主人公の女子高生、好きな男子に近づくため参院選勉強 「無知で感情的」女性観浮き彫りか、若者を勘違い


ストーリー


 漫画のストーリーを紹介しよう。主人公は高校3年生の女子生徒、安田アスカさん。彼女が思いを寄せる浅倉君は、イケメンで女子にモテモテの生徒会長、さらに母親が地元の議員という設定だ。

 浅倉君は友人の佐藤君と人口減少問題を話し合う。共通の話題を見つけたいアスカさんは「さんいんナントカって私も行けるんだっけ!?」と浅倉君に話しかけるが、「そんなことも知らねーの?」「親にでも聞いてみろバーカ」とダメ出しされる。

 それでもアスカさんは「仲良くなるチャンス!?」と、浅倉君、佐藤君と一緒に投票に行く約束を取り付ける。投票前のアスカさんは自宅のベッドで寝そべりながらスマートフォンで投票の手順や候補者を確認。「候補者ってそれぞれ理念とか志とかあるんだ……。じゃあこの人にしよっかな」と投票先を決める。投票の日、アスカさんは「私なりに理念とか志とか調べたもん!」と胸を張る。浅倉君は「若者が政治に参加したらもっと未来が明るくなるかもな」とチラリと笑顔を見せる。

(略)

・女性をバカにする自民党


 「選挙に行って」との願いをよそに、この漫画には多くの批判が出ている。「『女子高校生は政治的な問題を深く考えなくてもいい』というメッセージだと受け取られても仕方ありません」。こう指摘するのが、「欲望のコード マンガにみるセクシュアリティの男女差」の著書があるジェンダー・漫画研究家の堀あきこさんだ。

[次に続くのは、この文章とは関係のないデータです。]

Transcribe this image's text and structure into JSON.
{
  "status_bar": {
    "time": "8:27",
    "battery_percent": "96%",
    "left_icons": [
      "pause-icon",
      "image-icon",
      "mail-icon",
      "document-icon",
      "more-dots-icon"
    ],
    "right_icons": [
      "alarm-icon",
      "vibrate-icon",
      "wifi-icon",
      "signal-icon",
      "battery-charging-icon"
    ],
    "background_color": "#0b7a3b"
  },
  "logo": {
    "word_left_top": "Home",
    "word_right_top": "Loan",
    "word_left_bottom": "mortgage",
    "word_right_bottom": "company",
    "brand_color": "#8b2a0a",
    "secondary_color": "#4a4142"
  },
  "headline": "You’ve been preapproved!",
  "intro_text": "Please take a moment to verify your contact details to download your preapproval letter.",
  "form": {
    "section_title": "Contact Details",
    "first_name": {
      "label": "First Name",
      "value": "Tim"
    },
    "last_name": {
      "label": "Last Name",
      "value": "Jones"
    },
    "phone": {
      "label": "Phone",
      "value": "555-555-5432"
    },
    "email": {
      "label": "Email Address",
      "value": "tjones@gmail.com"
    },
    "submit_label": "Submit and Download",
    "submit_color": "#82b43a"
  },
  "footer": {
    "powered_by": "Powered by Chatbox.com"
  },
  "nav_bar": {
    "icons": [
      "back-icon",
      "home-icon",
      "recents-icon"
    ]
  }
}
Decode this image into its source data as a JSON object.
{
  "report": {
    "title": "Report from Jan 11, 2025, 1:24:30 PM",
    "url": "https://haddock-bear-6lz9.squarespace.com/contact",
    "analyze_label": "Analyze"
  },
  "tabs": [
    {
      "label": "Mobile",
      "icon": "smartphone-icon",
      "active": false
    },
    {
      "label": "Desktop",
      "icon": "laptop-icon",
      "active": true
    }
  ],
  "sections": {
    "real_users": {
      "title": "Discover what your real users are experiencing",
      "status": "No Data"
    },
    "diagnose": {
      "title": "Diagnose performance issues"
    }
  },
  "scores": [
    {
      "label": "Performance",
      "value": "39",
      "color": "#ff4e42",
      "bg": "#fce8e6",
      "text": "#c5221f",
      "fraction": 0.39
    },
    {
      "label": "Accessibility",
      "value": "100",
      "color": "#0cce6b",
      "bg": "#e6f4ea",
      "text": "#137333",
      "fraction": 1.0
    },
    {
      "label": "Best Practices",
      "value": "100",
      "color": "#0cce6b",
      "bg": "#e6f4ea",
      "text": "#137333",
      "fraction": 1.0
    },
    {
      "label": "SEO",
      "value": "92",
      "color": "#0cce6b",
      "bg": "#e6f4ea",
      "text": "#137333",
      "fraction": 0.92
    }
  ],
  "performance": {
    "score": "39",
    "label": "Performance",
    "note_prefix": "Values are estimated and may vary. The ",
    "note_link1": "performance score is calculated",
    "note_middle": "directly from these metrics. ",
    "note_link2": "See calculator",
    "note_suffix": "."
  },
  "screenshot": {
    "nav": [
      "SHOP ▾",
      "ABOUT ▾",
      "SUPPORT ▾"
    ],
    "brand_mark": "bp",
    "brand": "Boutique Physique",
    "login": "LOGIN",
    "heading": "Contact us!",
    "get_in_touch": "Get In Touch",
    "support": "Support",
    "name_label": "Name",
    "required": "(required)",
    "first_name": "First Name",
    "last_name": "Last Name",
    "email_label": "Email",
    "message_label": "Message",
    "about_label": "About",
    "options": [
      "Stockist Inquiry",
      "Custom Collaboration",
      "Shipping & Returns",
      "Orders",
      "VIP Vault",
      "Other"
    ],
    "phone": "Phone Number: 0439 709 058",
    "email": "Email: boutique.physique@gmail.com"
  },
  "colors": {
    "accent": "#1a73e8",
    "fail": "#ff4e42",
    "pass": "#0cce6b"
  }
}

 堀さんは「アスカさんは参院選自体を知らず、投票を、好きな浅倉君に近づくチャンスとしか捉えていません。しかも投票前にちょっと調べただけで、佐藤君に『へえ、えらいね』とほめられる。佐藤君は別の場面で『僕たちも何かしなきゃね』と話すのですが、政治を主体的に考える男子とアスカさんとの落差があまりに大きい」と憤る。

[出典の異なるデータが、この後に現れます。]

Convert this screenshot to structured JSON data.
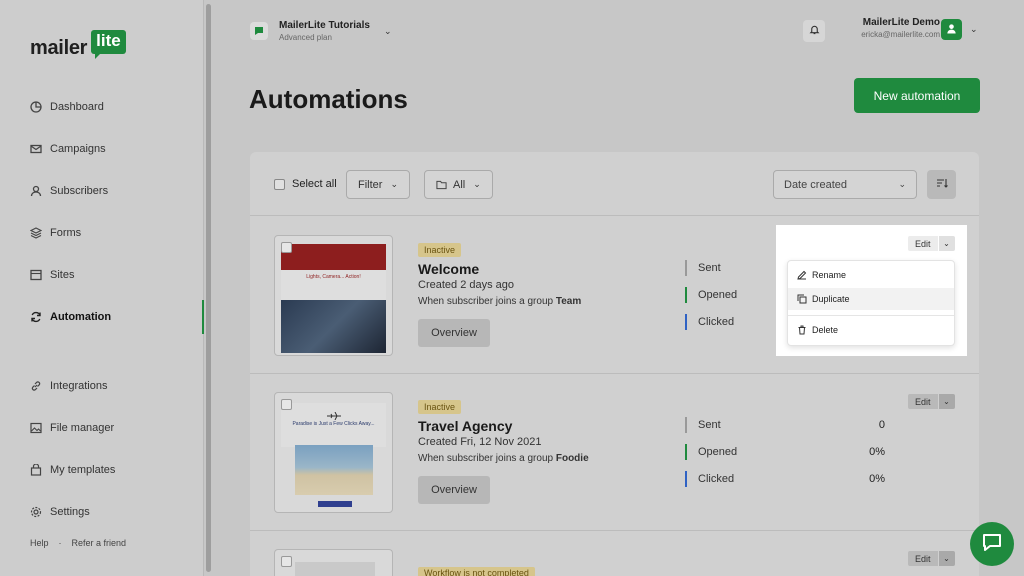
{
  "logo": {
    "text": "mailer",
    "badge": "lite"
  },
  "sidebar": {
    "items": [
      {
        "label": "Dashboard",
        "icon": "dashboard-icon"
      },
      {
        "label": "Campaigns",
        "icon": "mail-icon"
      },
      {
        "label": "Subscribers",
        "icon": "user-icon"
      },
      {
        "label": "Forms",
        "icon": "layers-icon"
      },
      {
        "label": "Sites",
        "icon": "browser-icon"
      },
      {
        "label": "Automation",
        "icon": "refresh-icon"
      },
      {
        "label": "Integrations",
        "icon": "link-icon"
      },
      {
        "label": "File manager",
        "icon": "image-icon"
      },
      {
        "label": "My templates",
        "icon": "template-icon"
      },
      {
        "label": "Settings",
        "icon": "gear-icon"
      }
    ],
    "active": "Automation",
    "footer": {
      "help": "Help",
      "dot": "·",
      "refer": "Refer a friend"
    }
  },
  "account": {
    "name": "MailerLite Tutorials",
    "plan": "Advanced plan"
  },
  "user": {
    "name": "MailerLite Demo",
    "email": "ericka@mailerlite.com"
  },
  "page": {
    "title": "Automations",
    "new_button": "New automation"
  },
  "toolbar": {
    "select_all": "Select all",
    "filter": "Filter",
    "folder": "All",
    "sort": "Date created"
  },
  "automations": [
    {
      "status": "Inactive",
      "title": "Welcome",
      "created": "Created 2 days ago",
      "trigger_prefix": "When subscriber joins a group ",
      "trigger_group": "Team",
      "overview": "Overview",
      "stats": [
        {
          "label": "Sent",
          "value": ""
        },
        {
          "label": "Opened",
          "value": ""
        },
        {
          "label": "Clicked",
          "value": ""
        }
      ],
      "thumb_text": "Lights, Camera... Action!"
    },
    {
      "status": "Inactive",
      "title": "Travel Agency",
      "created": "Created Fri, 12 Nov 2021",
      "trigger_prefix": "When subscriber joins a group ",
      "trigger_group": "Foodie",
      "overview": "Overview",
      "stats": [
        {
          "label": "Sent",
          "value": "0"
        },
        {
          "label": "Opened",
          "value": "0%"
        },
        {
          "label": "Clicked",
          "value": "0%"
        }
      ],
      "thumb_text": "Paradise is Just a Few Clicks Away..."
    },
    {
      "status": "Workflow is not completed"
    }
  ],
  "edit_label": "Edit",
  "context_menu": {
    "rename": "Rename",
    "duplicate": "Duplicate",
    "delete": "Delete"
  },
  "colors": {
    "brand_green": "#1f8a3e",
    "opened": "#1f8a3e",
    "clicked": "#2f62c4",
    "badge": "#d6c58b"
  }
}
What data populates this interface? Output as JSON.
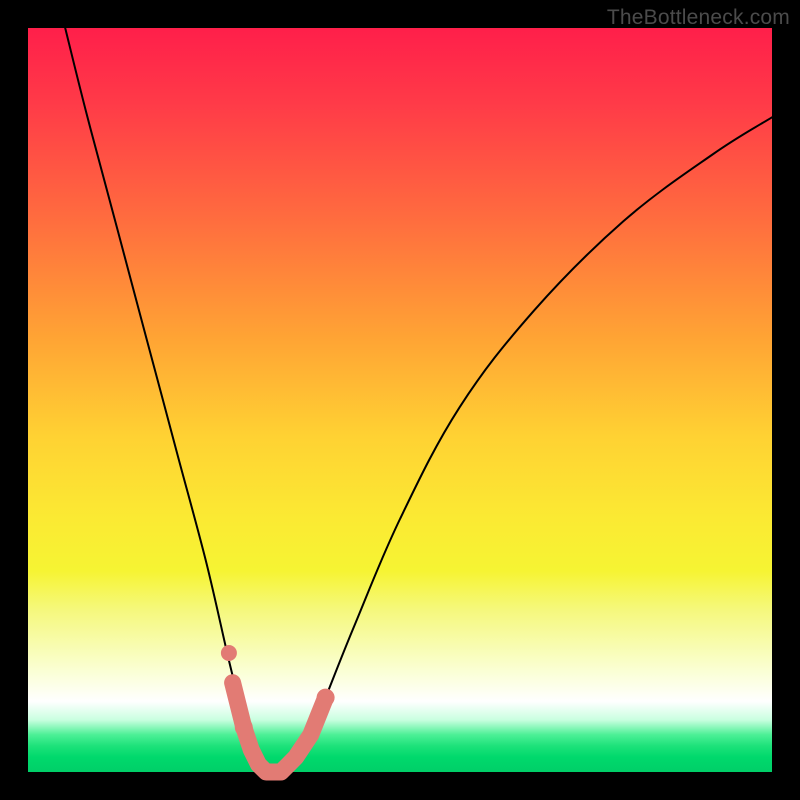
{
  "watermark": {
    "text": "TheBottleneck.com"
  },
  "chart_data": {
    "type": "line",
    "title": "",
    "xlabel": "",
    "ylabel": "",
    "xlim": [
      0,
      100
    ],
    "ylim": [
      0,
      100
    ],
    "series": [
      {
        "name": "bottleneck-curve",
        "x": [
          5,
          8,
          12,
          16,
          20,
          24,
          27,
          29,
          30,
          31,
          32,
          33,
          34,
          35,
          36,
          38,
          40,
          44,
          50,
          58,
          68,
          80,
          92,
          100
        ],
        "values": [
          100,
          88,
          73,
          58,
          43,
          28,
          15,
          7,
          3,
          1,
          0,
          0,
          0,
          1,
          2,
          5,
          10,
          20,
          34,
          49,
          62,
          74,
          83,
          88
        ]
      }
    ],
    "annotations": [
      {
        "name": "trough-marker",
        "type": "marker-strip",
        "color": "#e27b74",
        "points_x": [
          27.5,
          29,
          30,
          31,
          32,
          33,
          34,
          35,
          36,
          38,
          40
        ],
        "points_y": [
          12,
          6,
          3,
          1,
          0,
          0,
          0,
          1,
          2,
          5,
          10
        ]
      }
    ]
  }
}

 この漫画を読んだ東洋大助教(政治学)の林大介さんは「うーん」と腕組みをしたまま困った表情を浮かべた。各政党の政策パンフなどを使って高校生が模擬投票をする活動を続けている林さんの率直な感想は「この漫画を見て投票に行こうという気持ちになるでしょうか。なぜ『若い力が必要』なのかが全く伝わってきません」。

(略) 

・若者をバカにする自民党


 若者世代の投票率が低いといわれて久しい。その理由について林さんは「『政治は自分に関係する身近なもの』という意識が薄いから」と説明する。このパンフに収録された座談会では、若手国会議員が「白票だっていい。ぜひ投票に行ってください」と呼びかけるのだが−−。

 これに対し林さんはこう強調する。「政党は政治を分かりやすく伝える努力をすべきなのに、『白票でも構わない』と言ってしまうのは、無責任。白票で投票率は上がりますが、棄権と同じ。何の意思表示にもならないし、選挙結果に影響もしない。未来が明るくなるとも思えません

 高校の現場では、教員が文部科学省から「政治的中立」を求められ、苦悩しながら有権者教育を進めている。この漫画とのギャップは大きい。

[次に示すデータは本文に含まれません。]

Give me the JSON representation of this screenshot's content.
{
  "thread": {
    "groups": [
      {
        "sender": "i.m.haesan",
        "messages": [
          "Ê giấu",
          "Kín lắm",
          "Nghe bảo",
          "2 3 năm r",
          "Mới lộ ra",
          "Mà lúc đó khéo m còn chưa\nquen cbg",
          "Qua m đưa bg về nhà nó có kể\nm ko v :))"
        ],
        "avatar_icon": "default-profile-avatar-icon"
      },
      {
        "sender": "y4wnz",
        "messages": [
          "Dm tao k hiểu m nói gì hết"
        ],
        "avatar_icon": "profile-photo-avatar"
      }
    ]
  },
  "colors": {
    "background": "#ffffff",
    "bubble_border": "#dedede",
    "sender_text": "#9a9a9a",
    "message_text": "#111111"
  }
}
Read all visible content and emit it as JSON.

 漫画家はどう見ているのか。皮肉やユーモアの利いた4コマ漫画で知られるやくみつるさんは「10〜20歳代は世間のしがらみに毒されていない純粋な投票行動が可能な貴重な世代」と若者世代に期待する。そして「私が漫画で投票を呼びかけるなら」と一呼吸置き、こう語った。

 「若者に『きちんと考えて投票しないと、こんな暗い未来が待っているぞ』と負の側面を描きますね。若者が将来感じるであろう社会の不公平さへの憤りを先取りして、知らせたい。例えば『コネを使った就職が横行する世の中でいいのか?』とかね」

「女性はものを考えない」「女性は馬鹿」という自民党の女性観


 前出の堀さんは、もう一つ深刻な問題点を強調する。「自民党の女性観が浮き出ている」というのだ。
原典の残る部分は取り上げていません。